Der Begriff steht für die Überschneidung, die Überkreuzung verschiedener Dimensionen sozialer Ungleichheit. So ging es zu Anfang insbesondere um die Intersektion von race, class und gender. Über eine additive Perspektive hinaus wird davon ausgegangen, dass sich soziale Ungleichheiten (class) für Männer, Frauen und Diverse (gender) oder für rassistisch Klassifizierte (race) in je anderer Weise darstellen.
Die Ursprünge dieses Ansatzes finden sich im Kontext des Schwarzen Feminismus in den USA. Kimberlé Crenshaw analysierte z.B. die sich überlagernden Diskriminierungserfahrungen Schwarzer Frauen aus der Unterschicht und ihre juristische Aufarbeitung. Der Begriff fand sehr schnell auch im wissenschaftlichen Feld Verbreitung und wurde um zusätzliche Dimensionen (z.B. ›Behinderung‹, Aufenthaltsrechte) erweitert. Er war auch an die Diskurse der Geschlechterforschung im europäischen Raum anschlussfähig. Yuval-Davis kommt zu der Einschätzung, dass Intersektionalitätsanalysen »ungefähr zur gleichen Zeit von einigen europäischen und post-kolonialen Feministinnen entwickelt« wurden (2013, S. 205).
Grob verallgemeinernd lassen sich vier unterschiedliche Kontexte abgrenzen, in denen das Konzept der Intersektionalität derzeit eine Rolle spielt:
- Intersektionalität als wissenschaftliches Konzept der Sozialstrukturforschung: vgl. dazu die einführenden Darstellungen von Degele/ Winker (2009) oder Collins/ Bilge (2016)

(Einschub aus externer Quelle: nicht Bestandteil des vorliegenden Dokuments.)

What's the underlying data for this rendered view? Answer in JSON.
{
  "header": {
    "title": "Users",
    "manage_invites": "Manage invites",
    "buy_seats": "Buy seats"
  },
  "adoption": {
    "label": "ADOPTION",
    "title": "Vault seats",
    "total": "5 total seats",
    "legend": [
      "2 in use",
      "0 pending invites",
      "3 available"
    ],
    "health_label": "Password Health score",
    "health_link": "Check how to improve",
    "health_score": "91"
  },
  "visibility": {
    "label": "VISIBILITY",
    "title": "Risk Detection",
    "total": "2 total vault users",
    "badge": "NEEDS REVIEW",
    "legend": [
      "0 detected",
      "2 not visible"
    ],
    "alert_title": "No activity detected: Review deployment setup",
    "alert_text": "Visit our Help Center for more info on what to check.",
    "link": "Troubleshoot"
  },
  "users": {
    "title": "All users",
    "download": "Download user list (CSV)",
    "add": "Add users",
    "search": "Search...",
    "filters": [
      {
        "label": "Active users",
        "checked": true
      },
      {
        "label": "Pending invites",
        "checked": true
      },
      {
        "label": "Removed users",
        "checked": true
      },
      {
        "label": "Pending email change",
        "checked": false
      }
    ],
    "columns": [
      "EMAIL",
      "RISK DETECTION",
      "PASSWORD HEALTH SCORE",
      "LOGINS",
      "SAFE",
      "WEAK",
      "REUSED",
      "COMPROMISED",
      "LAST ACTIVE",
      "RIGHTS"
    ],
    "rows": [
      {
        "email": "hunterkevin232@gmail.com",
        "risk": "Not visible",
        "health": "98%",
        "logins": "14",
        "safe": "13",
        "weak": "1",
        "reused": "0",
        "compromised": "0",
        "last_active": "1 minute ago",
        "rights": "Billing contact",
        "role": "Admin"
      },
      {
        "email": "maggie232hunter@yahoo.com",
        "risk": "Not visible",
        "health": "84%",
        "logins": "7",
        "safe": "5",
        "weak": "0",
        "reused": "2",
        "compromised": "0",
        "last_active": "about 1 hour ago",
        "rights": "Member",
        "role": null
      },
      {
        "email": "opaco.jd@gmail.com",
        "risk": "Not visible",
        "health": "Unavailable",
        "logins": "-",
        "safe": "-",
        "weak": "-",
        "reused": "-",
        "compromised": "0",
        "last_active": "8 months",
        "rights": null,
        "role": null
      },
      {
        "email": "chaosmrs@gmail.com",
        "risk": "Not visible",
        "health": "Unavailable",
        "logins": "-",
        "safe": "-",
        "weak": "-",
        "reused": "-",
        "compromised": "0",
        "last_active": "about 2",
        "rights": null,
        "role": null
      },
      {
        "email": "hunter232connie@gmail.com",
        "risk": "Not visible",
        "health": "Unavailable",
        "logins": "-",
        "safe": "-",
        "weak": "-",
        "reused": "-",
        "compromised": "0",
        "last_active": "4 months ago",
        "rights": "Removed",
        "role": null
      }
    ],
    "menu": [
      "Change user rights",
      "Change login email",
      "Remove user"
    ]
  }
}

- Intersektionalität als spezifische Forschungsperspektive, die im Kontext ganz unterschiedlicher wissenschaftlicher Disziplinen verfolgt wird: z.B. in der Gesundheits- oder in der Rechtswissenschaft (vgl dazu. Mefebue u.a. 2022)
- Sozialpolitische oder betriebliche Praxisfelder, in denen die Konzepte der Intersektionalität (bzw. der Diversität) eingesetzt werden: z.B. in Institutionen, die mit Fragen der Gleichstellung, des Gender Mainstreaming oder der Antidiskriminierung befasst sind
- Studiengänge, die sich mit den Themen Intersektionalität (bzw. Diversität) befassen
Wenn man den Verlauf des Intersektionalitätsdiskurses und die sich darum organisierenden wissenschaftlichen communities anschaut, sind die Ansätze der Intersektionalität und der Sozialstrukturanalyse zwar benachbarte aber doch eher unabhängige wissenschaftliche bzw. wissenschaftlich-politische Unternehmungen.
weiterlesen …
- Intersektionale Ansätze der Sozialstrukturanalyse
- Der auf dieser Website favorisierte Ansatz einer praxeologischen Sozialstrukturforschung bietet gute Möglichkeiten der Verschränkung beider Ansätze.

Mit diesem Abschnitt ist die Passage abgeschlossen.